BEIRUT: The windscreen of Mohammed's coach was so cracked that it was held together with adhesive tape. Bullet holes had pierced the side. Fans and reading lights above the passenger seats had been ripped out to prevent smuggled weapons being hidden in the vent behind them.
Mohammed - a slender man in his mid-forties with a nervous twitch - is a bus driver in Syria, which may now be the most dangerous job in the world.
Even in the throes of civil war, the country's public transport has not stopped. But the journeys involve crossing front lines, accelerating through armed clashes and running the gauntlet of kidnap by pro-regime gunmen and jihadists alike.
"A lot of times my bus was shot at," said Mohammed. "I have driven through live clashes between the armed groups and the regime."
Every few days Mohammed, who spoke under a pseudonym, drives from Beirut in Lebanon to Aleppo in northern Syria, a journey across the devastated country.

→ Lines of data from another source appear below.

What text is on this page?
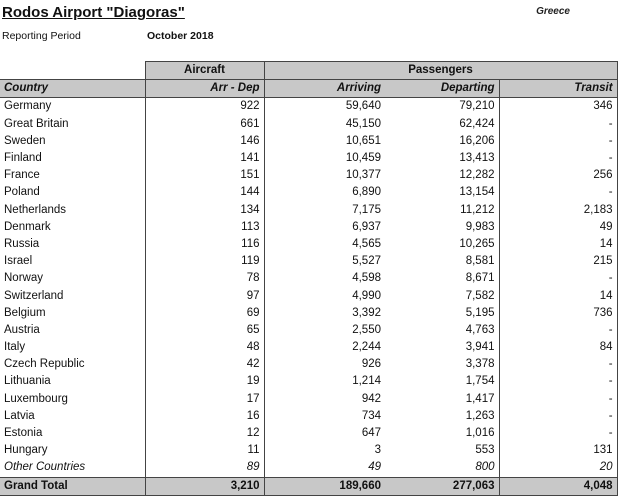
Rodos Airport "Diagoras"	Greece
Reporting Period	October 2018
	Aircraft	Passengers		
Country	Arr - Dep	Arriving	Departing	Transit
Germany	922	59,640	79,210	346
Great Britain	661	45,150	62,424	-
Sweden	146	10,651	16,206	-
Finland	141	10,459	13,413	-
France	151	10,377	12,282	256
Poland	144	6,890	13,154	-
Netherlands	134	7,175	11,212	2,183
Denmark	113	6,937	9,983	49
Russia	116	4,565	10,265	14
Israel	119	5,527	8,581	215
Norway	78	4,598	8,671	-
Switzerland	97	4,990	7,582	14
Belgium	69	3,392	5,195	736
Austria	65	2,550	4,763	-
Italy	48	2,244	3,941	84
Czech Republic	42	926	3,378	-
Lithuania	19	1,214	1,754	-
Luxembourg	17	942	1,417	-
Latvia	16	734	1,263	-
Estonia	12	647	1,016	-
Hungary	11	3	553	131
Other Countries	89	49	800	20
Grand Total	3,210	189,660	277,063	4,048
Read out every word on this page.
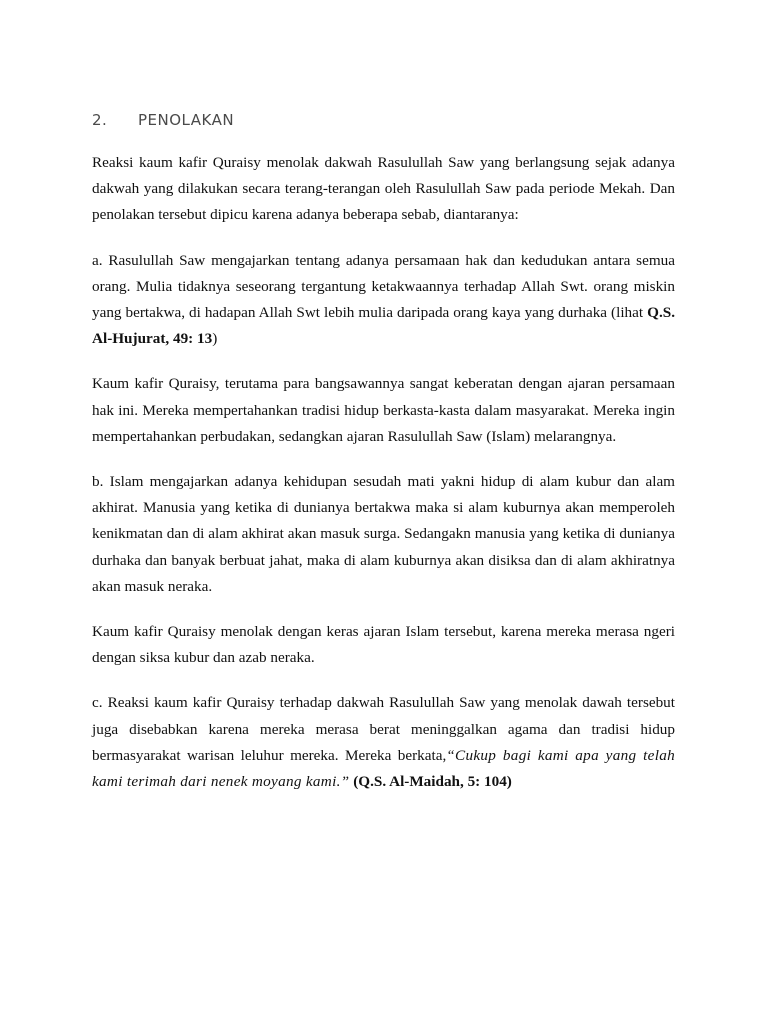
2. PENOLAKAN

Reaksi kaum kafir Quraisy menolak dakwah Rasulullah Saw yang berlangsung sejak adanya dakwah yang dilakukan secara terang-terangan oleh Rasulullah Saw pada periode Mekah. Dan penolakan tersebut dipicu karena adanya beberapa sebab, diantaranya:

a. Rasulullah Saw mengajarkan tentang adanya persamaan hak dan kedudukan antara semua orang. Mulia tidaknya seseorang tergantung ketakwaannya terhadap Allah Swt. orang miskin yang bertakwa, di hadapan Allah Swt lebih mulia daripada orang kaya yang durhaka (lihat Q.S. Al-Hujurat, 49: 13)

Kaum kafir Quraisy, terutama para bangsawannya sangat keberatan dengan ajaran persamaan hak ini. Mereka mempertahankan tradisi hidup berkasta-kasta dalam masyarakat. Mereka ingin mempertahankan perbudakan, sedangkan ajaran Rasulullah Saw (Islam) melarangnya.

b. Islam mengajarkan adanya kehidupan sesudah mati yakni hidup di alam kubur dan alam akhirat. Manusia yang ketika di dunianya bertakwa maka si alam kuburnya akan memperoleh kenikmatan dan di alam akhirat akan masuk surga. Sedangakn manusia yang ketika di dunianya durhaka dan banyak berbuat jahat, maka di alam kuburnya akan disiksa dan di alam akhiratnya akan masuk neraka.

Kaum kafir Quraisy menolak dengan keras ajaran Islam tersebut, karena mereka merasa ngeri dengan siksa kubur dan azab neraka.

c. Reaksi kaum kafir Quraisy terhadap dakwah Rasulullah Saw yang menolak dawah tersebut juga disebabkan karena mereka merasa berat meninggalkan agama dan tradisi hidup bermasyarakat warisan leluhur mereka. Mereka berkata,“Cukup bagi kami apa yang telah kami terimah dari nenek moyang kami.” (Q.S. Al-Maidah, 5: 104)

He bore a thick scar above his left eye - a shrapnel wound incurred during one his journeys.
"I was on the highway and suddenly we were in a full battle," he said. "I opened the driver's door and started running, but a shell exploded nearby. The shrapnel cut my face and broke my arm."
Mohammed's journeys had improved in recent months when the regime began allowing public transport buses onto a military road through the regime's heartland province of Latakia. But the buses are still the prey of militia groups, who line their pockets with money taken from the driver and passengers.
Close to Mohammed's coach, another driver, Abed, sat behind the wheel of an equally battered vehicle. Much of his face was covered in a thick but patchy beard. On the journey it can make the difference between life and death. "If I don't have a beard, then at best the jihadists won't let me enter their area," he said.
Abed regularly drives from Beirut in Lebanon to Raqqa in northeast Syria, the "de facto capital" of terrain controlled by the Islamic State of Iraq and the Levant (Isil).
"It's a very hard situation," he said. "Every time you leave your house you wonder if you will ever return."
On his journeys to Raqqa, Abed stops the bus at the last checkpoint in regime-held territory to let his female passengers put on their black burkas and niqab face coverings. This is mandatory dress for women in the Isil areas.
Leaving Raqqa, most of his passengers are either families with children, or the elderly. Isil does not allow men out of the city in a move to prevent them from going and fighting with the regime.
Recently militiamen forced all Abed's passengers from the coach. "They demanded every-one's mobile phones," he said.
"When one person put up resistance they shot directly around their feet to scare them. Other times they have just killed people on the spot."
For all the dangers, though, in Syria's depressed economy neither Abed nor Mohammed can afford to give up work.
"How would I feed my family," asked Abed. "It's my only choice."